To obtain a tax abatement, the developer must satisfy all of the criteria in the statute and general ordinance. For applicants seeking to improve dwellings, commercial, and industrial structures or convert buildings to multiple dwelling use, the application process is fairly straightforward. Once the application is approved, Form E/A-1 must be filed with the tax assessor within 30 days of completion of the improvement, conversion or construction.

Application Requirements for New Construction

Pursuant to the Five-Year Tax Exemption Law, applicants for tax abatement involving new construction of commercial or industrial structures or multiple dwellings must submit an application that requires more detailed information, including:

  • A general description of a project for which exemption and abatement is sought;
  • A legal description of all real estate necessary for the project;
  • Plans, drawings and other documents as may be required by the governing body to demonstrate the structure and design of the project;
  • A description of the number, classes and type of employees to be employed at the project site within two years of completion of the project;
  • A statement of the reasons for seeking tax exemption and abatement on the project, and a description of the benefits to be realized by the applicant if a tax agreement is granted;
  • Estimates of the cost of completing such project;
  • A statement showing (1) the real property taxes currently being assessed at the project site; (2) estimated tax payments that would be made annually by the applicant on the project during the period of the agreement, and (3) estimated tax payments that would be made by the applicant on the project during the first full year following the termination of the tax agreement;
  • If the project is a commercial or industrial structure, a description of any lease agreements between the applicant and proposed users of the project, and a history and description of the users’ businesses; and
  • If the project is a multiple dwelling, a description of the number and types of dwelling units to be provided, a description of the common elements or general common elements, and a statement of the proposed initial rentals or sales prices of the dwelling units according to type and of any rental lease or resale restrictions to apply to the dwellings’ units respecting low or moderate income housing.
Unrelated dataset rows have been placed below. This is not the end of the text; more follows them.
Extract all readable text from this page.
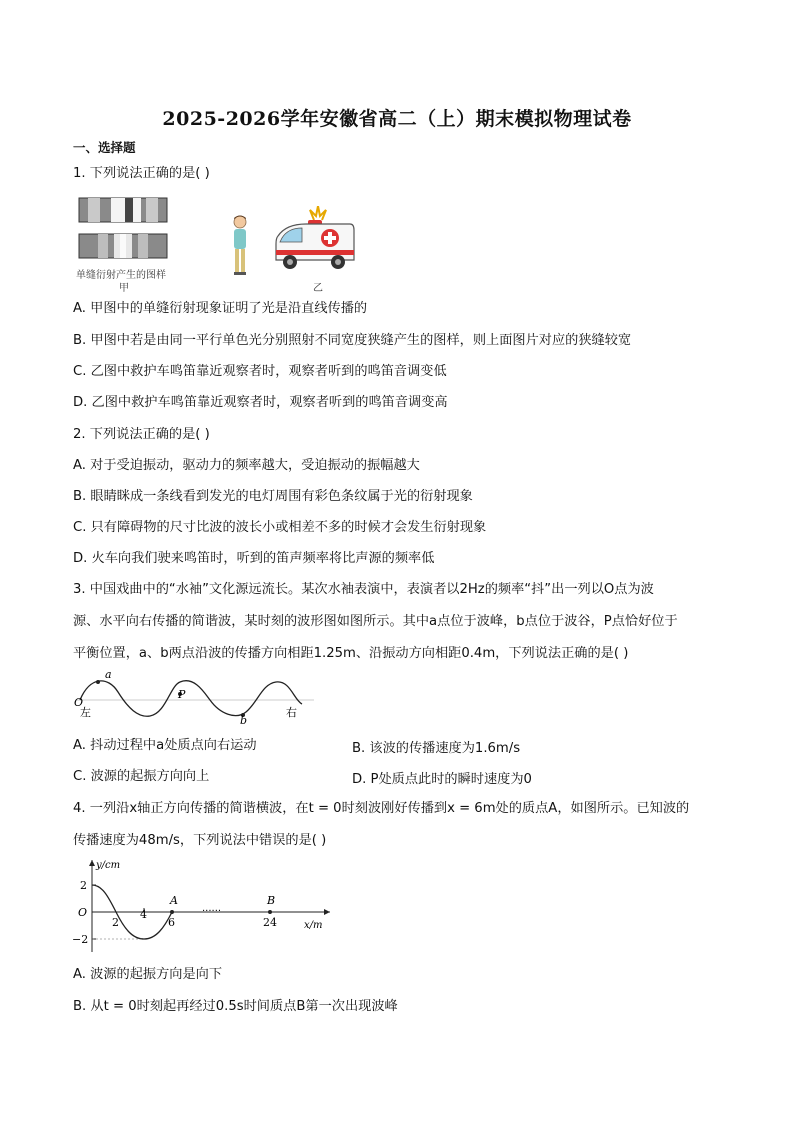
2025-2026学年安徽省高二（上）期末模拟物理试卷
一、选择题
1. 下列说法正确的是( )
单缝衍射产生的图样
甲	乙
A. 甲图中的单缝衍射现象证明了光是沿直线传播的
B. 甲图中若是由同一平行单色光分别照射不同宽度狭缝产生的图样，则上面图片对应的狭缝较宽
C. 乙图中救护车鸣笛靠近观察者时，观察者听到的鸣笛音调变低
D. 乙图中救护车鸣笛靠近观察者时，观察者听到的鸣笛音调变高
2. 下列说法正确的是( )
A. 对于受迫振动，驱动力的频率越大，受迫振动的振幅越大
B. 眼睛眯成一条线看到发光的电灯周围有彩色条纹属于光的衍射现象
C. 只有障碍物的尺寸比波的波长小或相差不多的时候才会发生衍射现象
D. 火车向我们驶来鸣笛时，听到的笛声频率将比声源的频率低
3. 中国戏曲中的“水袖”文化源远流长。某次水袖表演中，表演者以2Hz的频率“抖”出一列以O点为波
源、水平向右传播的简谐波，某时刻的波形图如图所示。其中a点位于波峰，b点位于波谷，P点恰好位于
平衡位置，a、b两点沿波的传播方向相距1.25m、沿振动方向相距0.4m，下列说法正确的是( )
O
左
a
P
b
右
A. 抖动过程中a处质点向右运动	B. 该波的传播速度为1.6m/s
C. 波源的起振方向向上	D. P处质点此时的瞬时速度为0
4. 一列沿x轴正方向传播的简谐横波，在t = 0时刻波刚好传播到x = 6m处的质点A，如图所示。已知波的
传播速度为48m/s，下列说法中错误的是( )
y/cm
x/m
O
2
−2
2
4
6	24
A	B
······
A. 波源的起振方向是向下
B. 从t = 0时刻起再经过0.5s时间质点B第一次出现波峰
Developers should also be aware that many municipalities impose additional requirements. For instance, Jersey City’s tax abatement ordinance requires applicants to provide a disclosure statement of the interests of all parties, including subsidiary companies, in the property project and other projects located within the City for which an abatement or exemption was previously awarded.

Calculating Payments in Lieu of Taxes

Once the tax abatement application has been approved via the adoption of a municipal ordinance, the municipality and developer must execute a written agreement setting forth the payments in lieu of taxes that will be paid (often referred to as a “PILOT Agreement”). Pursuant to the Five-Year Tax Exemption Law, the agreement must use one of three formulas. Under the cost-based formula, the applicant must pay a percentage of the cost of the project. The gross-revenue basis requires the developer to pay to the municipality an amount annually equal to a percentage of the annual gross revenues from the project. Finally, the tax phase-in scheme requires the applicant to submit payments in accordance with the following schedule: no payments the first year after completion; payment of not less than 20 percent of ad valorem taxes otherwise due in year two; 40 percent of ad valorem taxes in year three; 60 percent of ad valorem taxes in year four; and 80 percent of ad valorem taxes in year five.

If the property owner ceases to operate or disposes of the property or fails to meet the conditions for qualifying for the exemption, the local property taxes due for all the prior years subject to exemption and for the current year must be paid as if no exemption had been granted.

As highlighted above, it is certainly lucrative to pursue a tax abatement in New Jersey. However, it can also be a complicated and time-consuming endeavor. Therefore, it is generally advisable to partner with an experienced attorney who can walk you through the process.